We live in a deeply interconnected world, not zero-sum so much as zero-calculus: every action wealthy parents take to reassure their children’s social and economic status has an incalculable effect on low-income children, and their children, and their children. There’s no irony in the fact that Mr. Singer used a nonprofit that claimed to help less advantaged students get into college to launder the money paid to get the super advantaged admitted instead.
This scandal is in many ways just a reflection of the current culture of parenting taken to an extreme.
It’s not news that rich kids get into good schools all the time because their family’s name is on a building, or the trustees hope it will be soon. We both went to colleges where legacy kids were pretty much a dime a dozen.
But how are we going to change the culture of overparenting? Of parenting out of fear and competition? We have a responsibility as parents not just to our own children but to the entire world they will inhabit as they grow, including to other people’s children who are excluded from these scaffolding opportunities that might have made them into world-transforming teachers, innovators and leaders.
Jesus said, not as a recommendation but as a koan about the way the world actually was, “For to those who have, more will be given, and they will have an abundance, but from those who have nothing, even what they have will be taken away.”
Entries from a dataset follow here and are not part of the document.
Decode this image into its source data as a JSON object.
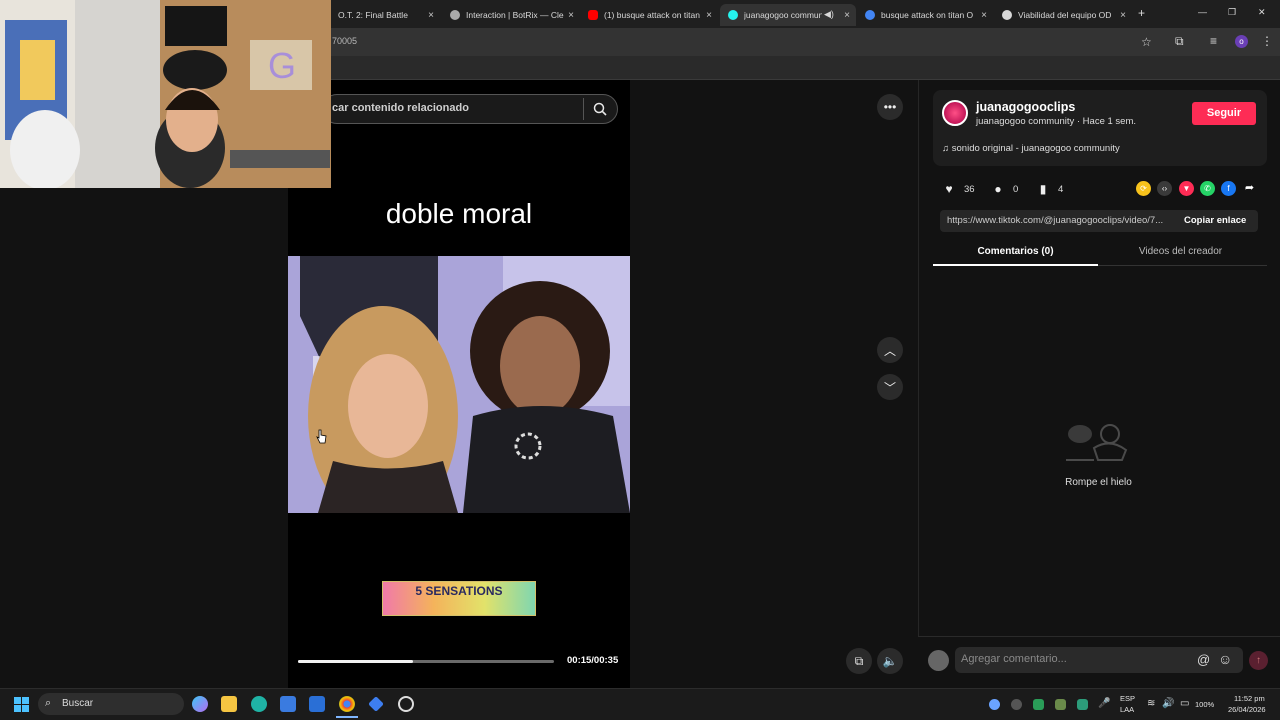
{
  "browser": {
    "tabs": [
      {
        "title": "O.T. 2: Final Battle",
        "color": "#4e7ad8"
      },
      {
        "title": "Interaction | BotRix — Cle",
        "color": "#aaaaaa"
      },
      {
        "title": "(1) busque attack on titan",
        "color": "#ff0000"
      },
      {
        "title": "juanagogoo commun",
        "color": "#25f4ee"
      },
      {
        "title": "busque attack on titan O",
        "color": "#4285f4"
      },
      {
        "title": "Viabilidad del equipo OD",
        "color": "#d8d8d8"
      }
    ],
    "url": "70005",
    "new_tab": "+",
    "close": "×",
    "window_min": "—",
    "window_max": "❐",
    "window_close": "✕"
  },
  "search": {
    "placeholder": "car contenido relacionado"
  },
  "video": {
    "caption": "doble moral",
    "banner": "5 SENSATIONS",
    "time": "00:15/00:35",
    "progress": 0.45
  },
  "creator": {
    "username": "juanagogooclips",
    "subline": "juanagogoo community · Hace 1 sem.",
    "follow_label": "Seguir",
    "music": "sonido original - juanagogoo community"
  },
  "stats": {
    "likes": "36",
    "comments": "0",
    "saves": "4"
  },
  "link": {
    "url": "https://www.tiktok.com/@juanagogooclips/video/7...",
    "copy_label": "Copiar enlace"
  },
  "tabs": {
    "comments": "Comentarios (0)",
    "videos": "Videos del creador"
  },
  "empty_state": "Rompe el hielo",
  "comment_input": {
    "placeholder": "Agregar comentario..."
  },
  "taskbar": {
    "search_label": "Buscar",
    "lang_1": "ESP",
    "lang_2": "LAA",
    "battery": "100%",
    "time": "11:52 pm",
    "date": "26/04/2026"
  },
  "colors": {
    "follow": "#fe2c55",
    "background": "#121212"
  }
}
The Hebrew scriptures have a parenting proverb we’d all do well to live by: “Raise your child in the way they should go, and when they are old, they will not depart from it.” One way of hearing “the way they should go” is not as conventional wisdom about societal success or even parental values. We can hear it as a presumption that every child has a God-given nature and purpose, unique and beautiful as the grain in a piece of wood. We parents didn’t create the wood, but we are here to help shape it--discovering its grain, and working with it, not against it.
Ellen often has conversations with parents in her practice about whether or not to share ALL of their kid’s testing results with the private school, that mom or dad went to, or their older sibling goes to. Ellen tries to gently encourage them to share who their kid really is - warts and all. If the school refuses them, isn’t it possible that isn’t the best fit school for their kid? And that if they get in they may struggle and, even more likely, be miserable?
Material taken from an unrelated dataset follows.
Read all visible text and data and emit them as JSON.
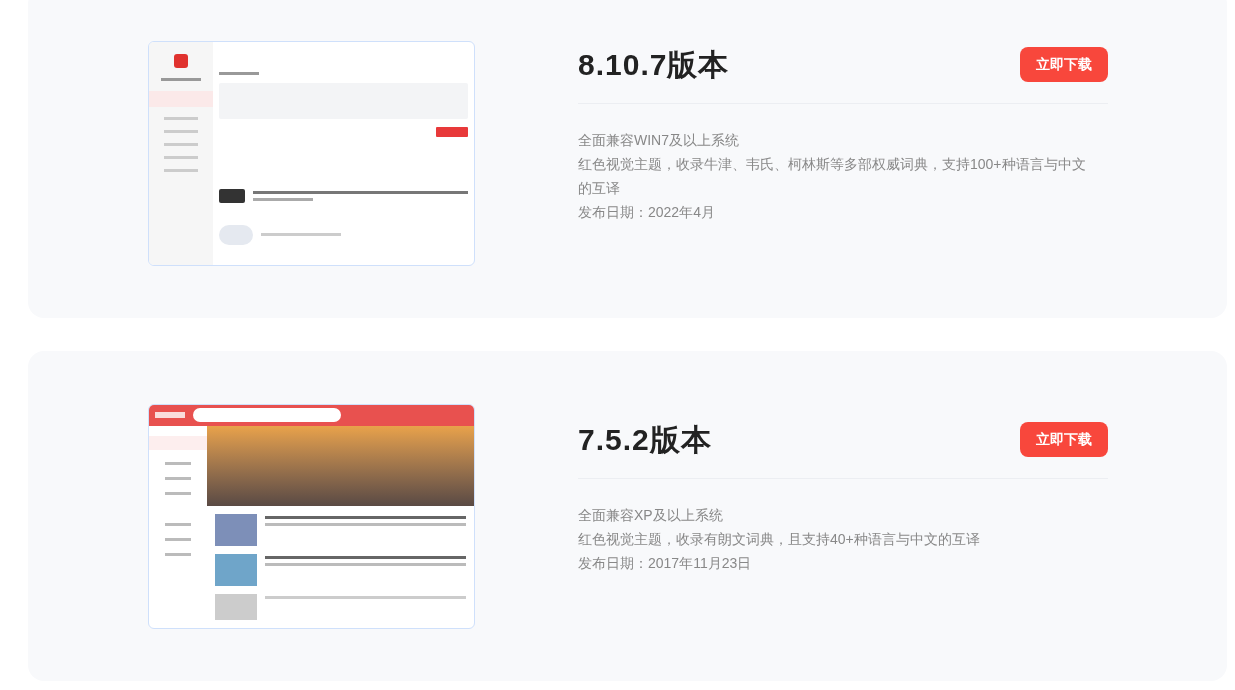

How are those kids going to feel? The ones who didn’t know their parents bribed someone to take their SAT’s or the coach to believe they were an elite athlete in a sport they didn’t even play? Probably as though who they REALLY are isn’t good enough. Not for the Ivy League but even more devastating...not for their parents.
When we force our kids onto a path that isn’t right for them, mold them into something they aren’t, we may convince ourselves we are helping, nurturing, doing what’s best for them, but we may actually miss their better nature. The son of parenting “expert” Jane Buckingham who paid for someone else to take his ACT’s issued a public apology today, for something he was previously unaware he had done. He said in part, “I take comfort in the fact that this might help finally cut down on money and wealth being such a heavy factor in college admissions.”
If we pay close attention to our child, to who they really are, and what they really need to become themselves (happy, moral, purposeful and generous), they just might make this world we are threatening to leave them a better place.